In order to get a sense of what themes and content these 19th century authors wrote about, I topic modeled a subset of 101 texts using LDA (Latent Dirichlet Allocation). The first attempt revealed that the topics created by the model were badly skewed due to the presence of proper names. After filtering out a list of common 19th century proper names created by Matthew Jockers, the model was retrained on 20 topics.
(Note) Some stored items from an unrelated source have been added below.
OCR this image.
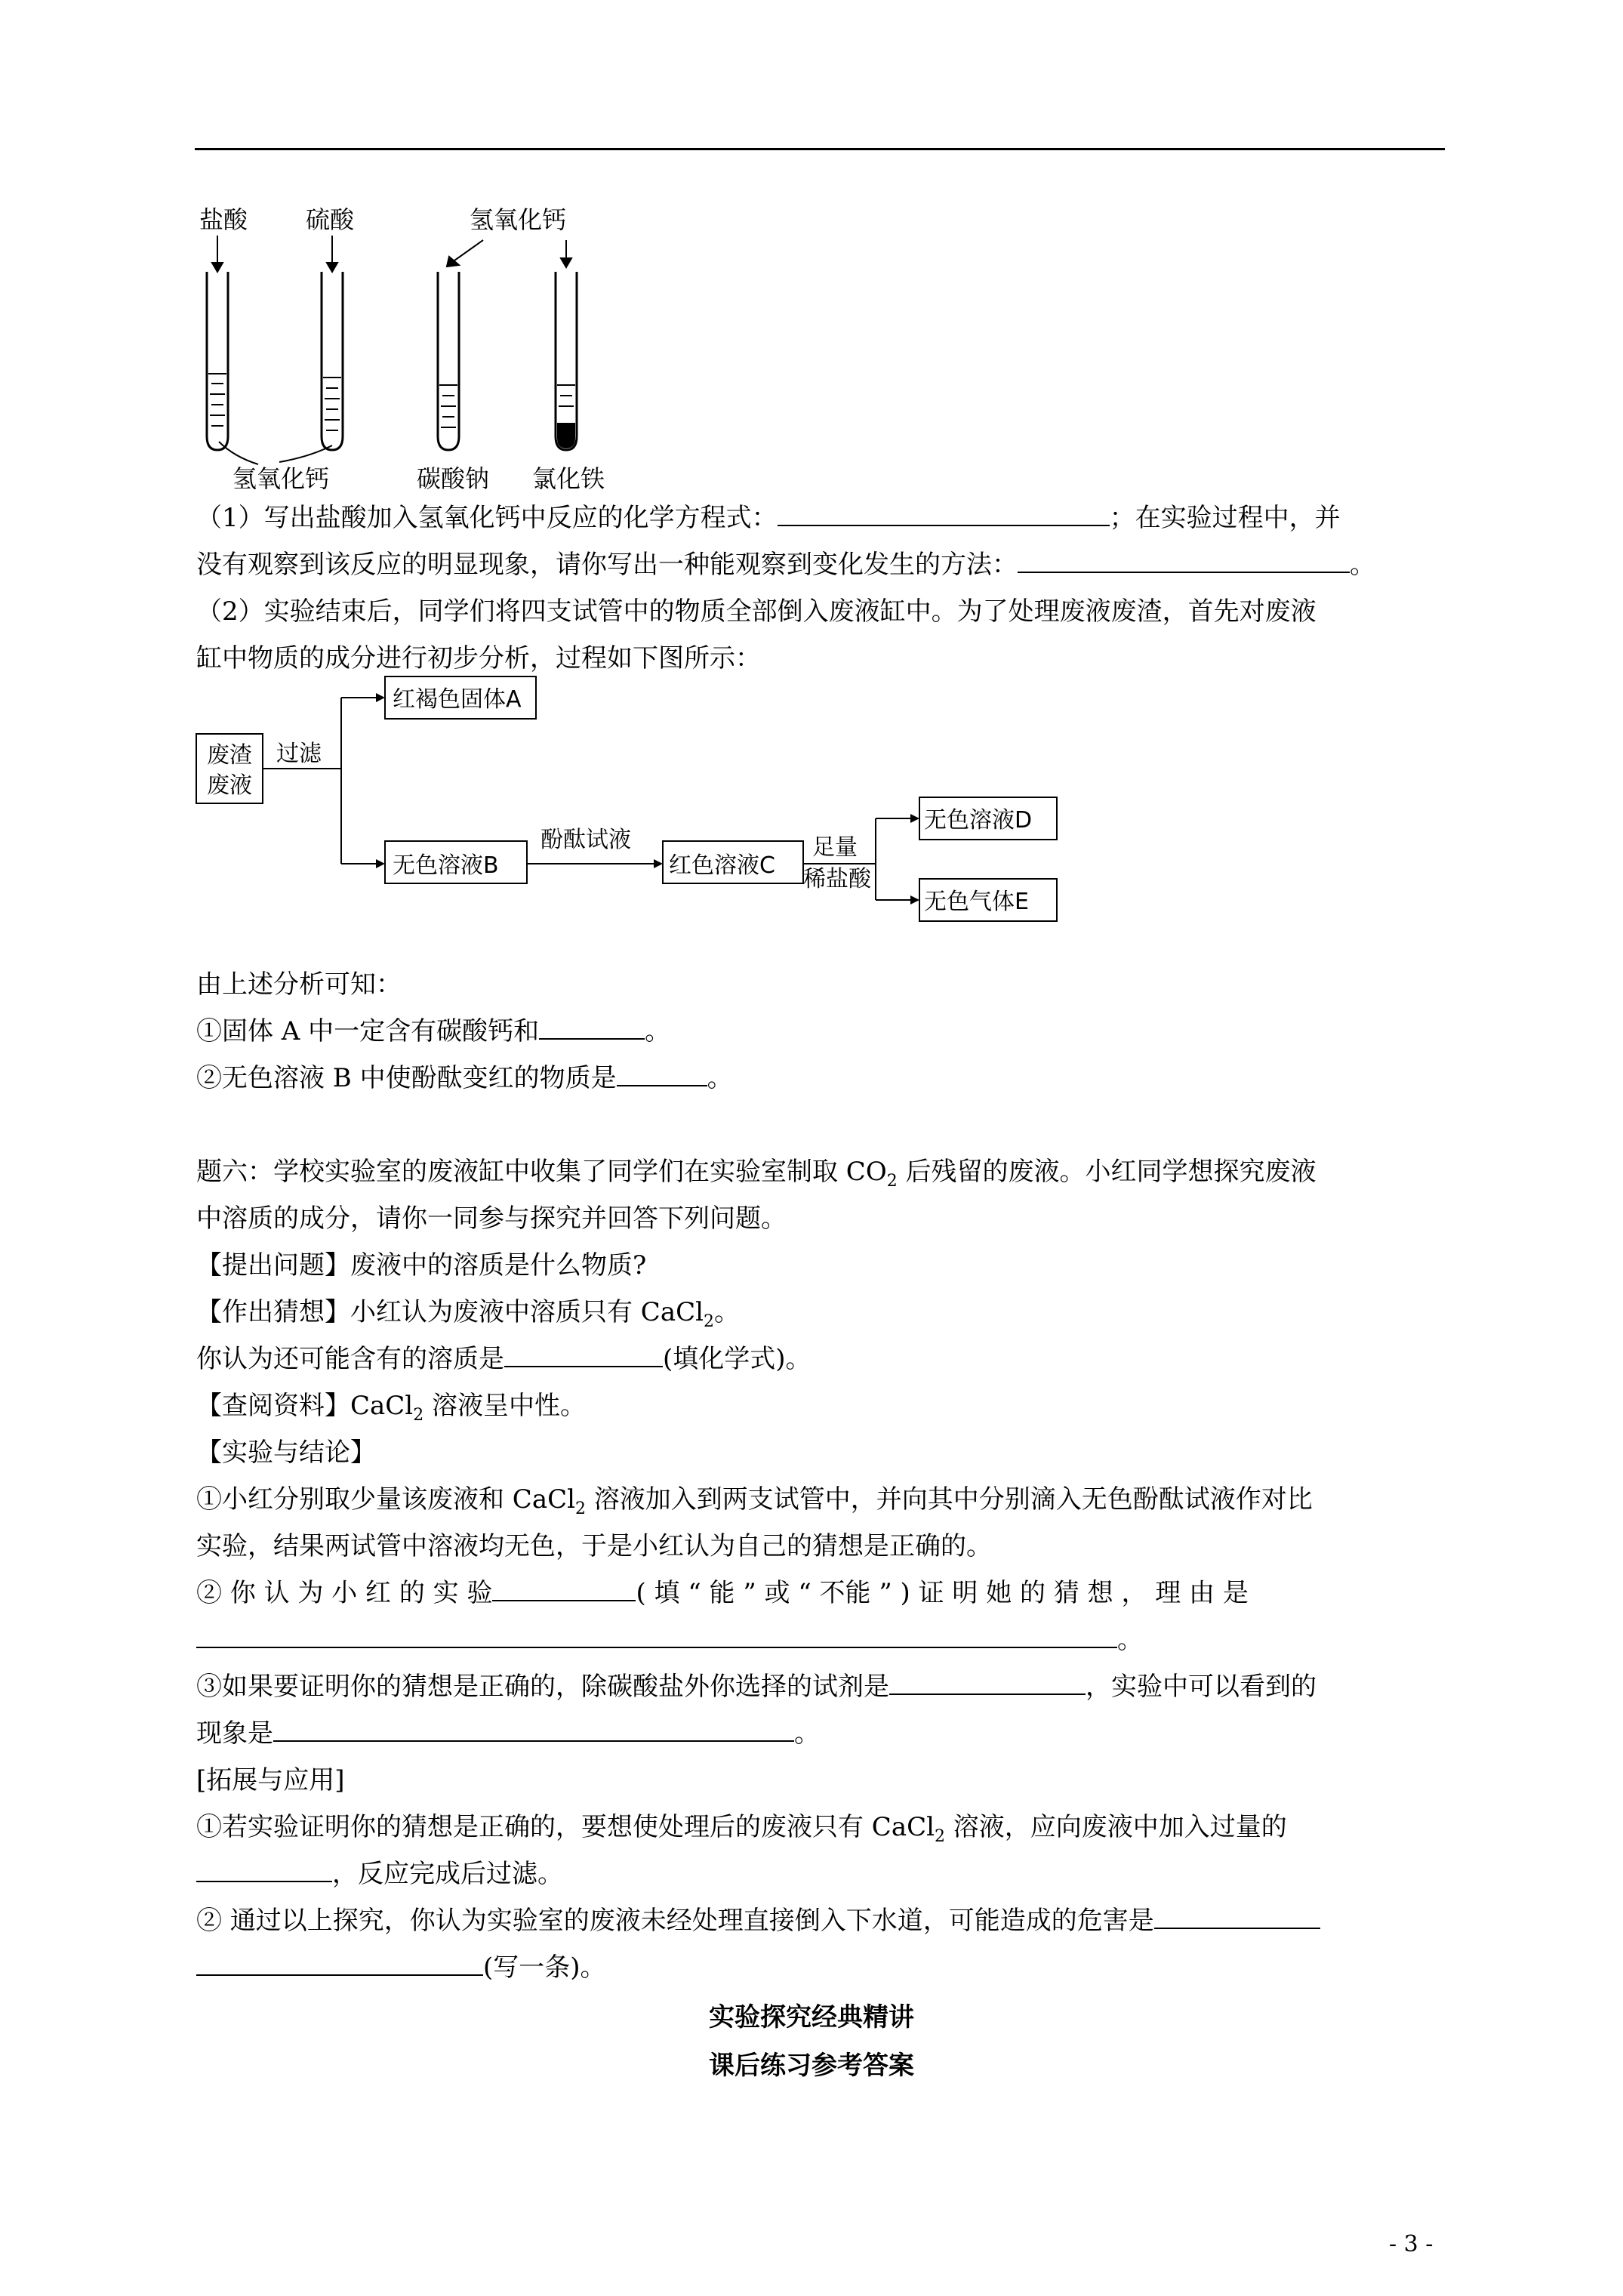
盐酸 硫酸	氢氧化钙
氢氧化钙	碳酸钠 氯化铁
废渣
废液
过滤
红褐色固体A
无色溶液B
酚酞试液
红色溶液C
足量
稀盐酸
无色溶液D
无色气体E

（1）写出盐酸加入氢氧化钙中反应的化学方程式：	；在实验过程中，并

没有观察到该反应的明显现象，请你写出一种能观察到变化发生的方法：	。

（2）实验结束后，同学们将四支试管中的物质全部倒入废液缸中。为了处理废液废渣，首先对废液

缸中物质的成分进行初步分析，过程如下图所示：

由上述分析可知：

①固体 A 中一定含有碳酸钙和	。

②无色溶液 B 中使酚酞变红的物质是	。

题六：学校实验室的废液缸中收集了同学们在实验室制取 $CO_2$ 后残留的废液。小红同学想探究废液

中溶质的成分，请你一同参与探究并回答下列问题。

【提出问题】废液中的溶质是什么物质?

【作出猜想】小红认为废液中溶质只有 CaCl$_2$。

你认为还可能含有的溶质是	(填化学式)。

【查阅资料】CaCl$_2$ 溶液呈中性。

【实验与结论】

①小红分别取少量该废液和 CaCl$_2$ 溶液加入到两支试管中，并向其中分别滴入无色酚酞试液作对比

实验，结果两试管中溶液均无色，于是小红认为自己的猜想是正确的。

② 你 认 为 小 红 的 实 验	( 填 “ 能 ” 或 “ 不能 ” ) 证 明 她 的 猜 想 ， 理 由 是

。

③如果要证明你的猜想是正确的，除碳酸盐外你选择的试剂是	，实验中可以看到的

现象是	。

[拓展与应用]

①若实验证明你的猜想是正确的，要想使处理后的废液只有 CaCl$_2$ 溶液，应向废液中加入过量的

，反应完成后过滤。

② 通过以上探究，你认为实验室的废液未经处理直接倒入下水道，可能造成的危害是

(写一条)。

实验探究经典精讲
课后练习参考答案
- 3 -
The results of this second model (shown below) contain several unidentifiable categories, but topics 1, 3, 8, 9, 13, 14, 15, 16, 17, 18 had identifiable themes that I labeled nautical, law, business, slavery, religion, gardening, music/slave dialect, frontier, and military strategy respectively.
Being interested in Native American history, I focused on topic 17 (frontier) that is clearly about the American frontier and interactions with Native Americans.
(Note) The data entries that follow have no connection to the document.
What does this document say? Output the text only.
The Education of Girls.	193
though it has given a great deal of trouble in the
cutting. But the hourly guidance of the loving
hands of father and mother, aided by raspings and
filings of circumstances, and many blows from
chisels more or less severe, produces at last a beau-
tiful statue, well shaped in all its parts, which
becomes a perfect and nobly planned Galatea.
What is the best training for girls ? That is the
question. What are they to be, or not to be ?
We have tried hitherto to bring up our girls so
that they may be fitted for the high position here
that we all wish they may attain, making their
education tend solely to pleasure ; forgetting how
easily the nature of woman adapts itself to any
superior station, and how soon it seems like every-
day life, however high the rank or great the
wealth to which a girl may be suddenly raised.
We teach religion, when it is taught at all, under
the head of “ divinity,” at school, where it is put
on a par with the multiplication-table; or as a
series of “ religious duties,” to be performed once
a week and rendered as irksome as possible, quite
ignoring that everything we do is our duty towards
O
## Source: local data frame [15 x 3]
## Groups: topic [1]
##
## topic term beta
## <int> <chr> <dbl>
## 1 17 indians 0.0048
## 2 17 isaline 0.0043
## 3 17 simons 0.0037
## 4 17 wild 0.0028
## 5 17 indian 0.0028
## 6 17 ground 0.0026
## 7 17 savages 0.0026
## 8 17 journey 0.0020
## 9 17 river 0.0019
## 10 17 camp 0.0019
## 11 17 rifle 0.0019
## 12 17 thar 0.0019
## 13 17 forward 0.0018
## 14 17 savage 0.0018
## 15 17 hampton 0.0018
Filtering the documents that are significantly comprised of that topic revealed several texts written by Emerson Bennett including The Phantom of the Forest, The Bride of the Wilderness, Wild scenes on the frontiers, or, Heroes of the West, The Pioneer’s Daughter and The Unknown Countess, and The Border Rover. I had not come across Bennett’s work before so in this particular case, the topic model has identified an author which requires further study. In addition to Bennett, the model also identified several texts whose titles may not have piqued my interest had I merely perused a bibliographic list of the works. These texts included John Ballou’s The Lady of the West, or, The Gold Seekers and D.W. Belisle’s The American Family Robinson, or, The Adventures of a Family Lost in the Great Desert of the West.
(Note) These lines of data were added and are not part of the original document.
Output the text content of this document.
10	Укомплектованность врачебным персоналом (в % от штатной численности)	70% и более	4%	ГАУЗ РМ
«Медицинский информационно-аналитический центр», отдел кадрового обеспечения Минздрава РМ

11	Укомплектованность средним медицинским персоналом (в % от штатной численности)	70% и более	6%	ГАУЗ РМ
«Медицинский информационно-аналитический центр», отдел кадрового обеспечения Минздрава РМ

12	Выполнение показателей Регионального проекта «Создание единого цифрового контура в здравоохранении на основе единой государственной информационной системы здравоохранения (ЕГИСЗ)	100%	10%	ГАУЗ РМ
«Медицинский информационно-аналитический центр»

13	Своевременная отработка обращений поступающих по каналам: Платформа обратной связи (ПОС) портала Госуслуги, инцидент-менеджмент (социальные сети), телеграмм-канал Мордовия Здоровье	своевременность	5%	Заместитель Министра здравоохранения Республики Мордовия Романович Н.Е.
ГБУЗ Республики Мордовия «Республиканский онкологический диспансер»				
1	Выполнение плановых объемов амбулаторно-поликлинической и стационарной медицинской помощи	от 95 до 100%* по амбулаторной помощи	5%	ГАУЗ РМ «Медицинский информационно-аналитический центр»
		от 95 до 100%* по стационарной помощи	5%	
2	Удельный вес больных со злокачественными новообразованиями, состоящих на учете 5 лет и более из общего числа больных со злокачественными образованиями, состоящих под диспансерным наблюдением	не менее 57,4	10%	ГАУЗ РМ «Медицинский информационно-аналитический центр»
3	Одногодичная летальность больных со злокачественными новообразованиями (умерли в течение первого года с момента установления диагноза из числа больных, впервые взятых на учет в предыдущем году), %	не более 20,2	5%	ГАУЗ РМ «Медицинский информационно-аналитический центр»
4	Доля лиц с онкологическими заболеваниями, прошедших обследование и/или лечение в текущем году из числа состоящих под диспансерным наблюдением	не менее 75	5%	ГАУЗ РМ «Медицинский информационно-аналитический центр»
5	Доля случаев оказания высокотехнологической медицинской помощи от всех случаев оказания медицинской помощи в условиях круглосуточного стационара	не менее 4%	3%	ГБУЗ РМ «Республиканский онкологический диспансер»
In addition to identifying relevant texts using the topics, computing and weighting the term frequencies (tf-idf) also yielded interesting results by highlighting texts that frequently employed the terms “indian” and “savage.”
## Selecting by tf_idf
## # A tibble: 10 × 7
## filename word n total_words tf idf tf_idf
## <chr> <chr> <int> <int> <dbl> <dbl> <dbl>
## 1 VAC5800.txt indian 59 4608 0.003703471 0.5897688 0.0021841919
## 2 VAC5760.txt indian 57 6575 0.002102933 0.5897688 0.0012402443
## 3 VAC5799.txt indian 85 6941 0.002044645 0.5897688 0.0012058681
## 4 VAC5789.txt indian 65 6535 0.001948441 0.5897688 0.0011491299
## 5 VAC5790.txt indian 73 7920 0.001907848 0.5897688 0.0011251895
## 6 VAC5742.txt indian 31 5614 0.001810853 0.5897688 0.0010679849
## 7 VAC5799.txt savage 82 6941 0.001972481 0.5375831 0.0010603727
## 8 VAC5789.txt savage 62 6535 0.001858513 0.5375831 0.0009991052
## 9 VAC5769.txt indian 50 6396 0.001678697 0.5897688 0.0009900434
## 10 VAC5728.txt indian 36 5940 0.001477772 0.5897688 0.0008715438
Exploring the topic breakdown of these texts revealed that they were comprised of other categories that were distinct from the frontier. Given the significant degree to which these texts contained the word “indian” I was surprised that they were only marginally comprised of topic 17. I suspected that there might be other discourses concerning Native Americans that were not necessarily texts about the frontier. In an attempt to capture this nuance, I retrained another model with 50 topics.
The second model (above) has several topics (4, 17, 26, and 35) that include the word “indian.” This suggests the existence of multiple distinct discourses surrounding Native Americans in 19th century fiction. Enlarging the study to include the entire corpus may reveal more nuances within the topic models and help identify the different discourses surrounding Native Americans. While by no means conclusive, this essay demonstrates that topic modeling is a useful way to conduct research on the Wright American Fiction collection.